Joy and anger were united in a single moment for me this week, when I finally received Season 5 of The Wire in the post, only to discover that I'd also been fined £8 by Royal Mail for not paying the relevant import duties on my package.

I'd ordered the DVDs from the US branch of Amazon.com, as the box set was released in the States two weeks ago, but won't be available in UK stores until the end of next month.

Given that the DVDs cost less than $39 (£21) – with another $10 for postage across the pond – I was pretty sure that I wouldn't be subject to any import duties or taxes. I'm married to an American, and make regular trips to the States, so I've long been aware of the rules that say I can bring £145 of goods back home each trip, before I'll be hit with any kind of UK tax bill.

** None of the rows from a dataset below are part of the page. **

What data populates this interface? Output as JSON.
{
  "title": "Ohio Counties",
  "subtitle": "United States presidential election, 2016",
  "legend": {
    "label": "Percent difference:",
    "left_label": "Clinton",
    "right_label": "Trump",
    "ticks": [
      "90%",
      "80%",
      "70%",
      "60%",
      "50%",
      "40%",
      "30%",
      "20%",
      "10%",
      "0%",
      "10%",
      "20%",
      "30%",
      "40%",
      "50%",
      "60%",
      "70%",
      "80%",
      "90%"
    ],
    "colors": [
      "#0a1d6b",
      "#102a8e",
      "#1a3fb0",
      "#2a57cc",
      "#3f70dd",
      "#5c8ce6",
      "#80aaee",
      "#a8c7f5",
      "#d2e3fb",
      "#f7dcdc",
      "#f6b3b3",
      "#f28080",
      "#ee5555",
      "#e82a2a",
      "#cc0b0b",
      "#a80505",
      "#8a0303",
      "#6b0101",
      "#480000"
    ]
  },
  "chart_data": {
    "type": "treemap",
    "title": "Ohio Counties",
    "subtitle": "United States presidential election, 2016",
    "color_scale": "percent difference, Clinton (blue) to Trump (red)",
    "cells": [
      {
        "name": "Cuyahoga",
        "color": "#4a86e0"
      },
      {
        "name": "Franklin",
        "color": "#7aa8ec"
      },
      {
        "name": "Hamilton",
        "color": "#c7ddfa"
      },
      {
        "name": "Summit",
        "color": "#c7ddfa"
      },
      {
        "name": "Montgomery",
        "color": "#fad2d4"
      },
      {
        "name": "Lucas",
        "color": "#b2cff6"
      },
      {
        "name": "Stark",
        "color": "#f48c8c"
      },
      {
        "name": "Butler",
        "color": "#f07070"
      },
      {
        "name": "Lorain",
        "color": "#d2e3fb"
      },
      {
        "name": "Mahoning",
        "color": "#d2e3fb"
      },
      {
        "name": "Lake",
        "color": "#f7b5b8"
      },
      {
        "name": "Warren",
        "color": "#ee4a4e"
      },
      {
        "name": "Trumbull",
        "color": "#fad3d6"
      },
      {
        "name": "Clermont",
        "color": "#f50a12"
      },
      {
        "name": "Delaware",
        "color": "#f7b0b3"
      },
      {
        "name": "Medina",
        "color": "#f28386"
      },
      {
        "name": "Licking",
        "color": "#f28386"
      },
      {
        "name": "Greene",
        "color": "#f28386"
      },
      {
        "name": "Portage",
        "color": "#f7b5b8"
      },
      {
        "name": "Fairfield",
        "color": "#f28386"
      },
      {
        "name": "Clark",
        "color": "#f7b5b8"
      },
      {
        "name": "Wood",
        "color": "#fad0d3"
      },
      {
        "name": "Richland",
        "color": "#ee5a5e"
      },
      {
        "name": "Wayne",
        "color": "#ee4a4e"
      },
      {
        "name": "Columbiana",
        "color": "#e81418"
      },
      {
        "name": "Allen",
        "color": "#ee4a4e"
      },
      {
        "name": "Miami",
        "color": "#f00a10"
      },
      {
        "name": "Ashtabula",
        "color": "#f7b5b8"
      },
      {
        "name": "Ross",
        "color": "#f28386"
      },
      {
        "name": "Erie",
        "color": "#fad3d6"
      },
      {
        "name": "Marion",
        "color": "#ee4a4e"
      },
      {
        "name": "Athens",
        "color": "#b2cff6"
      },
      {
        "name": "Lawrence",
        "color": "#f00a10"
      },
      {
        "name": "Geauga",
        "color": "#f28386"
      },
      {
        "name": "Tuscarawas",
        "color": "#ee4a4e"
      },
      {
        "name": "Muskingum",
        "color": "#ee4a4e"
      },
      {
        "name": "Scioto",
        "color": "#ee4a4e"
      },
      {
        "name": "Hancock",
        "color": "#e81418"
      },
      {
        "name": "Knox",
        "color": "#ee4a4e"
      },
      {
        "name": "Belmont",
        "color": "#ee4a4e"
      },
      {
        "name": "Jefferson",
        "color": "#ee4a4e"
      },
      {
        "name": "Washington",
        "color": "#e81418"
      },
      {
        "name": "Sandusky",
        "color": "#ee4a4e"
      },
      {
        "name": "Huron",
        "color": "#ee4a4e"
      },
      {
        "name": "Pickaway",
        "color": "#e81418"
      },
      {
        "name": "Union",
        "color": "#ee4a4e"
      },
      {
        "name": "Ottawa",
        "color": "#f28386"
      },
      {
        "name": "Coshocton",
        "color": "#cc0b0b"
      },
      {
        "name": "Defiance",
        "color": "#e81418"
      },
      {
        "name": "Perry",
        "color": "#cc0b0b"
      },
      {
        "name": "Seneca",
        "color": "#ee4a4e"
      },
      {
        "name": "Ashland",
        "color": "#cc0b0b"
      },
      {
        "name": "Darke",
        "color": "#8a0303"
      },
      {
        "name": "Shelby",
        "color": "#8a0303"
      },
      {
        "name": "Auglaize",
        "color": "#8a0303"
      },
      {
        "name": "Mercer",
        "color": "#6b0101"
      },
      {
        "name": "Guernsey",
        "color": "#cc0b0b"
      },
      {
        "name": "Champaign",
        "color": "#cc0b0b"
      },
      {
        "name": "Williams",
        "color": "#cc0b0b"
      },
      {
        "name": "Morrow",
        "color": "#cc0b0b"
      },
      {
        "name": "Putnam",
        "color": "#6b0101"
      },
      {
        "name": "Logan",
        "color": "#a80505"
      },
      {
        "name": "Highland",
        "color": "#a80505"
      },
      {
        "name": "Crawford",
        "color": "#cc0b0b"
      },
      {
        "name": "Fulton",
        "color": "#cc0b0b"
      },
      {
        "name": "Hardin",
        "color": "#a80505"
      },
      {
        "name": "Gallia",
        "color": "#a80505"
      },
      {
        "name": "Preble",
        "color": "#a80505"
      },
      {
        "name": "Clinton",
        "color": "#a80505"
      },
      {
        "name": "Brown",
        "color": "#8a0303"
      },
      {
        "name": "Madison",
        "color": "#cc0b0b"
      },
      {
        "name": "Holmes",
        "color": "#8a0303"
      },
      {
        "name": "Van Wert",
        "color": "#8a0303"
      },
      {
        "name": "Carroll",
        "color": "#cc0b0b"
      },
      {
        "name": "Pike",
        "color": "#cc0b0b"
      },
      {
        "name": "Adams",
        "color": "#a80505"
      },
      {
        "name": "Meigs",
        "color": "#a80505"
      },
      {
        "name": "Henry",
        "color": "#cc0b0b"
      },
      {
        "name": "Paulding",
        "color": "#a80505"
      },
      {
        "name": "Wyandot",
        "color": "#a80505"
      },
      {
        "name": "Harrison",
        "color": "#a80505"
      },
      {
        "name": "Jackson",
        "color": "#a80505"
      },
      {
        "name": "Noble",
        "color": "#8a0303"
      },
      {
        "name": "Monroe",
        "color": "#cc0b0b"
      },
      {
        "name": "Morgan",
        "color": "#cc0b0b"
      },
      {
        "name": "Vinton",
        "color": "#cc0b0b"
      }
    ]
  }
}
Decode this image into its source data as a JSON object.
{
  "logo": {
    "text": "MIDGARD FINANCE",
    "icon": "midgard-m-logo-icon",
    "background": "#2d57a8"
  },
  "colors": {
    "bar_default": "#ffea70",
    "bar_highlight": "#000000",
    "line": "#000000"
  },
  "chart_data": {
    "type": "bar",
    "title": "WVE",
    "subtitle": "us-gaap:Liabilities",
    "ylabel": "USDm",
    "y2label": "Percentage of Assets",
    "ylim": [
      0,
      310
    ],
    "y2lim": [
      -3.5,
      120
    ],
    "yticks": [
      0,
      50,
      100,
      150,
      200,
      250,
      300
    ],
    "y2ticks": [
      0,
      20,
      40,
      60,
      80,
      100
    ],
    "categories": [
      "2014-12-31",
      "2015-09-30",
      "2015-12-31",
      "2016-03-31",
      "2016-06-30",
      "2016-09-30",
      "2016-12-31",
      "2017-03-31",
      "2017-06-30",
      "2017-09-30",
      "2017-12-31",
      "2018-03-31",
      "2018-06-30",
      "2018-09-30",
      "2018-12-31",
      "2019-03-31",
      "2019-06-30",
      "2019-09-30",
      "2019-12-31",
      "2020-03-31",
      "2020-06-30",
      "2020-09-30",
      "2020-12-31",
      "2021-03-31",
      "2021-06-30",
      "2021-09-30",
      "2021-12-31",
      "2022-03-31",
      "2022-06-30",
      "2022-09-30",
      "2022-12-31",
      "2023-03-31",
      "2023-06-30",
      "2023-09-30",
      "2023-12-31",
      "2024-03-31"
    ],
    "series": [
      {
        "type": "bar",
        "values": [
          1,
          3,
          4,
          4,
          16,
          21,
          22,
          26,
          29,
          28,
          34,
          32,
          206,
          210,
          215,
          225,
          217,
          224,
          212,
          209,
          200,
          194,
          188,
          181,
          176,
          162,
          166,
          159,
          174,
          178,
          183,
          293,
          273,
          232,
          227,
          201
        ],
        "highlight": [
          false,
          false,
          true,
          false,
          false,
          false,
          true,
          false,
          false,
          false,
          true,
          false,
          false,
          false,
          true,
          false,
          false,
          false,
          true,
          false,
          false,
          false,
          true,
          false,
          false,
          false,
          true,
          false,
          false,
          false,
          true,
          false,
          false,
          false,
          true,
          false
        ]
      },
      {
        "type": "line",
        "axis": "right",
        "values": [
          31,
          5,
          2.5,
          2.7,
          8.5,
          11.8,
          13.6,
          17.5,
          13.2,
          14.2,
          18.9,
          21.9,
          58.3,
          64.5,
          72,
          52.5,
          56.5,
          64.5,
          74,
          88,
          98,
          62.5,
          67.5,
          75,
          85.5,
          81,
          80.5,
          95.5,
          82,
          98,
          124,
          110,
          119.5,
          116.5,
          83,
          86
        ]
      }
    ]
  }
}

What I didn't realise was that when it comes to items sent in the mail, that limit is just £18 – or £36 if they're gifts from one private individual to another.

Perhaps unsurprisingly, there's no mention of any of this on Amazon's website at the time of purchase. There is, however, some info in the "Help" section of the site, which perhaps understandably says that import duties and taxes are the customer's responsibility and not theirs. Fair enough, I suppose, but it's a shame that this warning is not clearly posted at the point of sale, rather than buried somewhere in the depths.

If I'd known about my tax bill, I'd certainly never have had any problem paying it. The DVDs were much cheaper from the American Amazon site than they will be when they're released over here – even after the extra postage had been taken into account – so the £4.59 which I apparently owed in tax seemed a small price to pay for having my hands on the finale of my favourite TV show a whole month early.

But what really got me angry was having to pay Royal Mail an additional £8 admin charge for intercepting my package – a fine that I had no way of avoiding, as I was never once given the chance to pay my import duty beforehand.

Worst of all, this daylight robbery is sanctioned by Her Majesty's Revenue & Customs department, which provides no way of pre-paying your import duty. On the HMRC website, it merely states that the Royal Mail (or courier company) may levy a charge for collecting the import duty.

This has to be a matter for the competition authorities. In today's global society, thousands of British people order goods from internet sites based outside the EU, so how can it be fair that consumers have no choice but to accept an £8 fine from Royal Mail, to pay a bill that they may have always been perfectly happy to pay? There's no alternative, no competition.

At the very least, Royal Mail should have to make its charges proportionate. You can send a letter from one side of the country to the other, and request a signature at the other end, for a couple of quid. So how can it justify an £8 charge for administering collection of a VAT bill?

The Office of Fair Trading is currently in court attempting to outlaw penal bank charges and I can see little difference between these unfair fees and Royal Mail's "international handling fee". The problem, perhaps, is that Royal Mail is still owned by the Government.

Fortunately, the tax threshold is rising to £120 in December, after which most small orders will not be caught out by this scam. But if you're ordering anything more valuable – be careful.